Ketamine only selectively suppresses glutaminergic transmission, and we can't assume it to completely counteract glutaminergic overexcitation via GABA-A antagonism (or in this case, an antagonistic allosteric modulator). GABA-antagonists tend to be nasty, horrifically unpleasant, physically dangerous drugs (think of them as inducing high-level benzo withdrawal, including seizures).

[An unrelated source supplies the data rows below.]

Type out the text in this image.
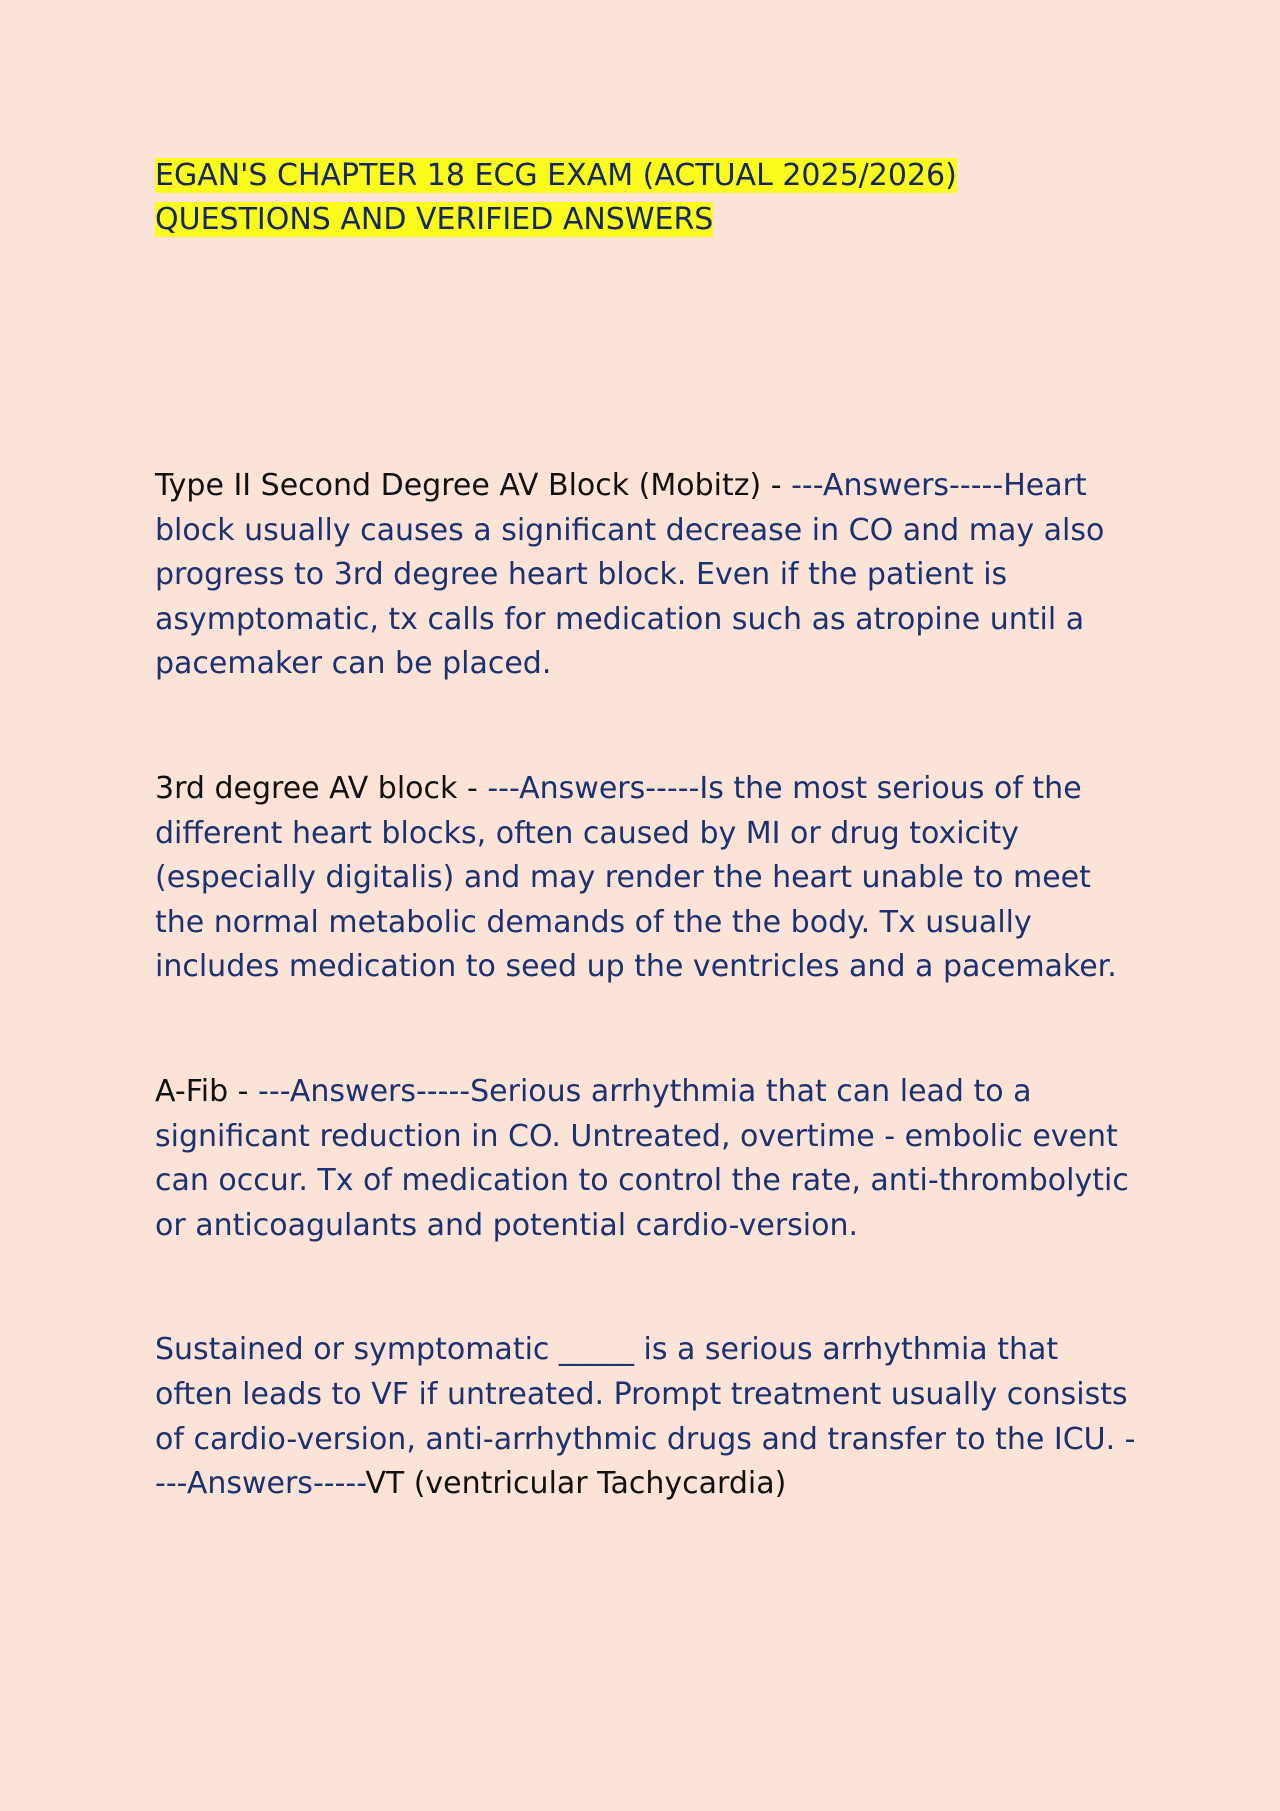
EGAN'S CHAPTER 18 ECG EXAM (ACTUAL 2025/2026)
QUESTIONS AND VERIFIED ANSWERS

Type II Second Degree AV Block (Mobitz) - ---Answers-----Heart block usually causes a significant decrease in CO and may also progress to 3rd degree heart block. Even if the patient is asymptomatic, tx calls for medication such as atropine until a pacemaker can be placed.

3rd degree AV block - ---Answers-----Is the most serious of the different heart blocks, often caused by MI or drug toxicity (especially digitalis) and may render the heart unable to meet the normal metabolic demands of the the body. Tx usually includes medication to seed up the ventricles and a pacemaker.

A-Fib - ---Answers-----Serious arrhythmia that can lead to a significant reduction in CO. Untreated, overtime - embolic event can occur. Tx of medication to control the rate, anti-thrombolytic or anticoagulants and potential cardio-version.

Sustained or symptomatic _____ is a serious arrhythmia that often leads to VF if untreated. Prompt treatment usually consists of cardio-version, anti-arrhythmic drugs and transfer to the ICU. - ---Answers-----VT (ventricular Tachycardia)
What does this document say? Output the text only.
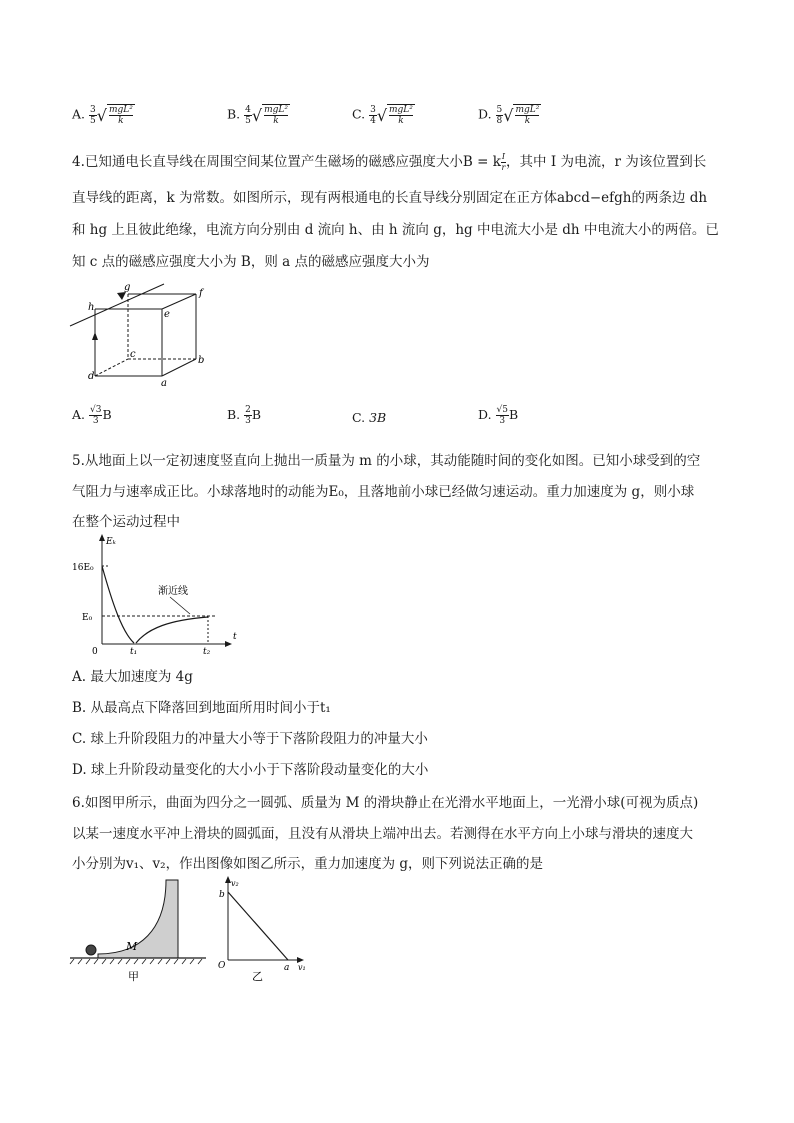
A. $\frac{3}{5}$ √ mgL²
k	B. $\frac{4}{5}$ √ mgL²
k	C. $\frac{3}{4}$ √ mgL²
k	D. $\frac{5}{8}$ √ mgL²
k
4.已知通电长直导线在周围空间某位置产生磁场的磁感应强度大小B = k $\frac{I}{r}$，其中 I 为电流，r 为该位置到长
直导线的距离，k 为常数。如图所示，现有两根通电的长直导线分别固定在正方体abcd−efgh的两条边 dh
和 hg 上且彼此绝缘，电流方向分别由 d 流向 h、由 h 流向 g，hg 中电流大小是 dh 中电流大小的两倍。已
知 c 点的磁感应强度大小为 B，则 a 点的磁感应强度大小为
h
g
f
e
c
b
d
a
A. $\frac{√3}{3}$ B	B. $\frac{2}{3}$ B	C. 3B	D. $\frac{√5}{3}$ B
5.从地面上以一定初速度竖直向上抛出一质量为 m 的小球，其动能随时间的变化如图。已知小球受到的空
气阻力与速率成正比。小球落地时的动能为E₀，且落地前小球已经做匀速运动。重力加速度为 g，则小球
在整个运动过程中
Eₖ
t
16E₀
E₀
0	t₁	t₂
渐近线
A. 最大加速度为 4g
B. 从最高点下降落回到地面所用时间小于t₁
C. 球上升阶段阻力的冲量大小等于下落阶段阻力的冲量大小
D. 球上升阶段动量变化的大小小于下落阶段动量变化的大小
6.如图甲所示，曲面为四分之一圆弧、质量为 M 的滑块静止在光滑水平地面上，一光滑小球(可视为质点)
以某一速度水平冲上滑块的圆弧面，且没有从滑块上端冲出去。若测得在水平方向上小球与滑块的速度大
小分别为v₁、v₂，作出图像如图乙所示，重力加速度为 g，则下列说法正确的是
M
甲
v₂
v₁
O
b
a
乙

An onsite clinician will be necessary to ensure proper, dynamic calibration of the dose of flumazenil and the adjunct agents which temper its effects.

ebola
 
Ketamine only selectively suppresses glutaminergic transmission, and we can't assume it to completely counteract glutaminergic overexcitation via GABA-A antagonism (or in this case, an antagonistic allosteric modulator). GABA-antagonists tend to be nasty, horrifically unpleasant, physically dangerous drugs (think of them as inducing high-level benzo withdrawal, including seizures).

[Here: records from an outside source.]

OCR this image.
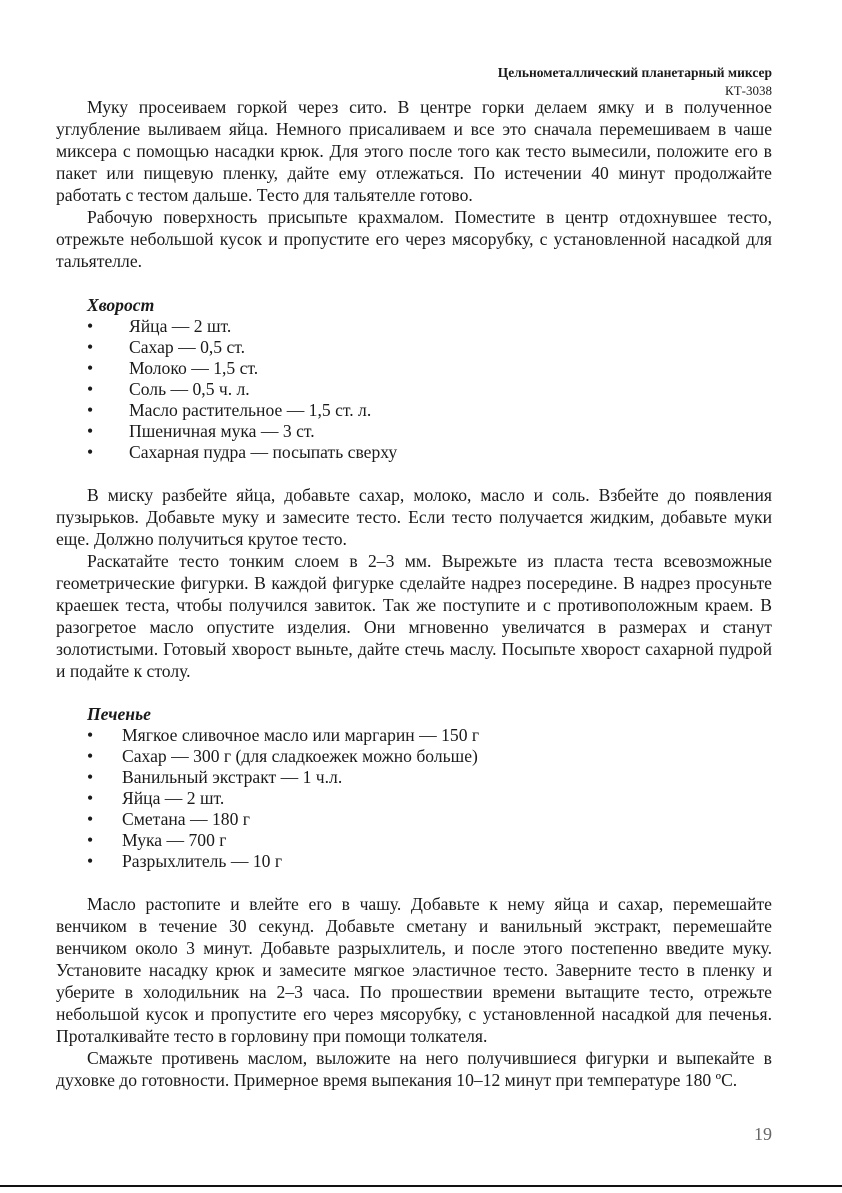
Цельнометаллический планетарный миксер
КТ-3038

Муку просеиваем горкой через сито. В центре горки делаем ямку и в полученное углубление выливаем яйца. Немного присаливаем и все это сначала перемешиваем в чаше миксера с помощью насадки крюк. Для этого после того как тесто вымесили, положите его в пакет или пищевую пленку, дайте ему отлежаться. По истечении 40 минут продолжайте работать с тестом дальше. Тесто для тальятелле готово.

Рабочую поверхность присыпьте крахмалом. Поместите в центр отдохнувшее тесто, отрежьте небольшой кусок и пропустите его через мясорубку, с установленной насадкой для тальятелле.

Хворост
• Яйца — 2 шт.
• Сахар — 0,5 ст.
• Молоко — 1,5 ст.
• Соль — 0,5 ч. л.
• Масло растительное — 1,5 ст. л.
• Пшеничная мука — 3 ст.
• Сахарная пудра — посыпать сверху

В миску разбейте яйца, добавьте сахар, молоко, масло и соль. Взбейте до появления пузырьков. Добавьте муку и замесите тесто. Если тесто получается жидким, добавьте муки еще. Должно получиться крутое тесто.

Раскатайте тесто тонким слоем в 2–3 мм. Вырежьте из пласта теста всевозможные геометрические фигурки. В каждой фигурке сделайте надрез посередине. В надрез просуньте краешек теста, чтобы получился завиток. Так же поступите и с противоположным краем. В разогретое масло опустите изделия. Они мгновенно увеличатся в размерах и станут золотистыми. Готовый хворост выньте, дайте стечь маслу. Посыпьте хворост сахарной пудрой и подайте к столу.

Печенье
• Мягкое сливочное масло или маргарин — 150 г
• Сахар — 300 г (для сладкоежек можно больше)
• Ванильный экстракт — 1 ч.л.
• Яйца — 2 шт.
• Сметана — 180 г
• Мука — 700 г
• Разрыхлитель — 10 г

Масло растопите и влейте его в чашу. Добавьте к нему яйца и сахар, перемешайте венчиком в течение 30 секунд. Добавьте сметану и ванильный экстракт, перемешайте венчиком около 3 минут. Добавьте разрыхлитель, и после этого постепенно введите муку. Установите насадку крюк и замесите мягкое эластичное тесто. Заверните тесто в пленку и уберите в холодильник на 2–3 часа. По прошествии времени вытащите тесто, отрежьте небольшой кусок и пропустите его через мясорубку, с установленной насадкой для печенья. Проталкивайте тесто в горловину при помощи толкателя.

Смажьте противень маслом, выложите на него получившиеся фигурки и выпекайте в духовке до готовности. Примерное время выпекания 10–12 минут при температуре 180 ºС.

19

An onsite clinician will be necessary to ensure proper, dynamic calibration of the dose of flumazenil and the adjunct agents which temper its effects.

ebola

Would using flumazenil in the case of a benzodiazepine overdose still cause excitotoxicity? I'm assuming it might be dose-dependent?
 
It would be highly dose-dependent and somewhat unpredictable, but something that would be doable in a clinical setting.

ebola
 
As in absinthe? They chose flumazenil specifically to somehow "reset" the bzd allosteric sites.
For other purposes thujone might work but Tramadol would be milder, and nicer too (GABAa antagonist also).
 
What about imidazenil (http://www.ncbi.nlm.nih.gov/pubmed/8394902)? Come on, its structure is so similar to benzodiazepine agonists that it can't take ages to evaluate its toxicity. I would be fearful now to take a partial agonist as there's no way to assess the measure of the mess in my GABA system. But I know how hard tapering down is and how much time it took me to get off. 9 years on benzodiazepines and half of that was thinking how to quit.
 
It might be related to tramadol's penchant for seizures at higher doses.

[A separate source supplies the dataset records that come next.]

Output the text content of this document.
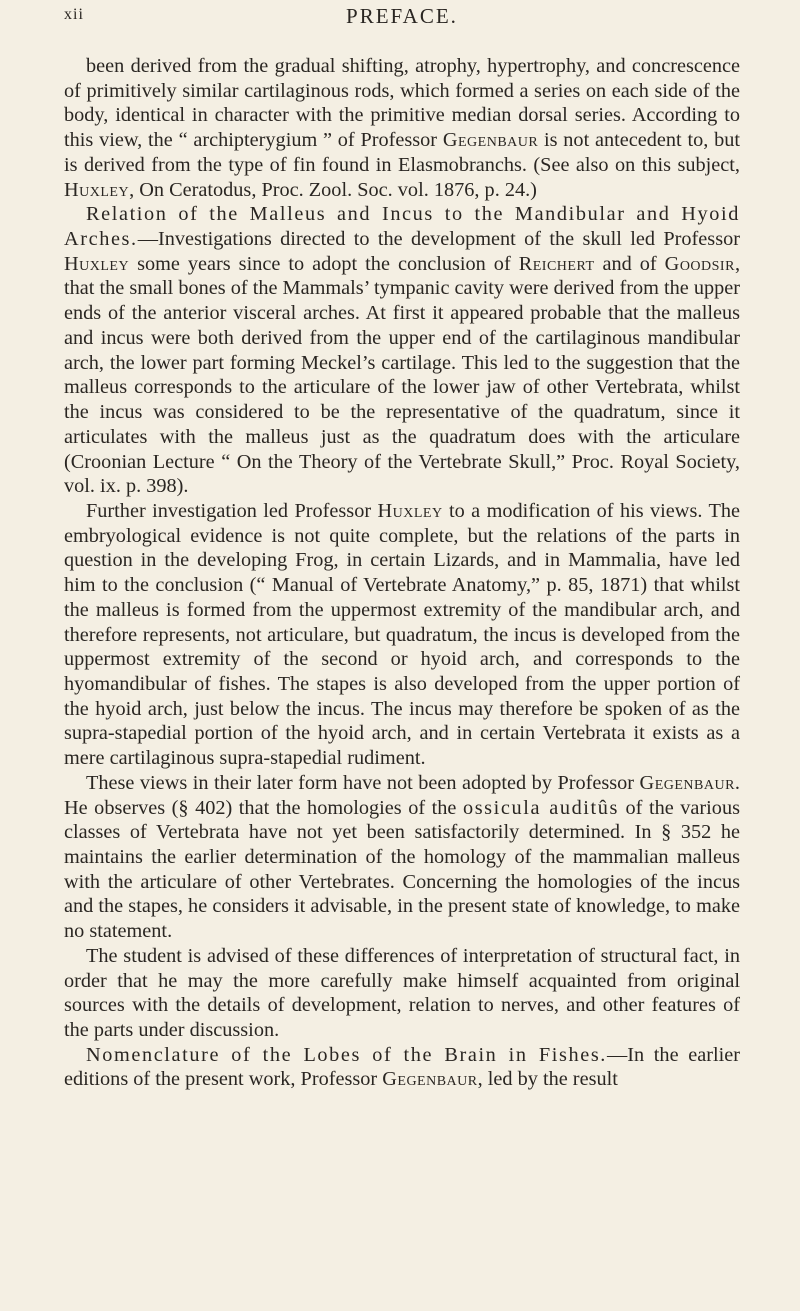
xii	PREFACE.

been derived from the gradual shifting, atrophy, hypertrophy, and concrescence of primitively similar cartilaginous rods, which formed a series on each side of the body, identical in character with the primitive median dorsal series. According to this view, the “ archipterygium ” of Professor Gegenbaur is not antecedent to, but is derived from the type of fin found in Elasmobranchs. (See also on this subject, Huxley, On Ceratodus, Proc. Zool. Soc. vol. 1876, p. 24.)

Relation of the Malleus and Incus to the Mandibular and Hyoid Arches.—Investigations directed to the development of the skull led Professor Huxley some years since to adopt the conclusion of Reichert and of Goodsir, that the small bones of the Mammals’ tympanic cavity were derived from the upper ends of the anterior visceral arches. At first it appeared probable that the malleus and incus were both derived from the upper end of the cartilaginous mandibular arch, the lower part forming Meckel’s cartilage. This led to the suggestion that the malleus corresponds to the articulare of the lower jaw of other Vertebrata, whilst the incus was considered to be the representative of the quadratum, since it articulates with the malleus just as the quadratum does with the articulare (Croonian Lecture “ On the Theory of the Vertebrate Skull,” Proc. Royal Society, vol. ix. p. 398).

Further investigation led Professor Huxley to a modification of his views. The embryological evidence is not quite complete, but the relations of the parts in question in the developing Frog, in certain Lizards, and in Mammalia, have led him to the conclusion (“ Manual of Vertebrate Anatomy,” p. 85, 1871) that whilst the malleus is formed from the uppermost extremity of the mandibular arch, and therefore represents, not articulare, but quadratum, the incus is developed from the uppermost extremity of the second or hyoid arch, and corresponds to the hyomandibular of fishes. The stapes is also developed from the upper portion of the hyoid arch, just below the incus. The incus may therefore be spoken of as the supra-stapedial portion of the hyoid arch, and in certain Vertebrata it exists as a mere cartilaginous supra-stapedial rudiment.

These views in their later form have not been adopted by Professor Gegenbaur. He observes (§ 402) that the homologies of the ossicula auditûs of the various classes of Vertebrata have not yet been satisfactorily determined. In § 352 he maintains the earlier determination of the homology of the mammalian malleus with the articulare of other Vertebrates. Concerning the homologies of the incus and the stapes, he considers it advisable, in the present state of knowledge, to make no statement.

The student is advised of these differences of interpretation of structural fact, in order that he may the more carefully make himself acquainted from original sources with the details of development, relation to nerves, and other features of the parts under discussion.

Nomenclature of the Lobes of the Brain in Fishes.—In the earlier editions of the present work, Professor Gegenbaur, led by the result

The GABA antagonistic effects might only be significant at 400mg or higher.
 
From what I have read about flumazenil, it only has an effect when an individual has benzos in their system. My impression of things was that flumazenil doesn't act like a typical GABA antagonist (such as a β-carboline) at all, and this is what makes it particularly useful. Isn't the idea that patients suffering PAWS long after the actual active BZD ligand is out of their system can receive great benefit from flumazenil therapy, with the theory being that it can somehow reset the receptor to its normal functional state? Forgive me if I've gotten this totally wrong, as I have less knowledge regarding the nuances of GABAergics than I do in other areas of neuropharmacology. That being said, please correct me if I totally bungled things up here.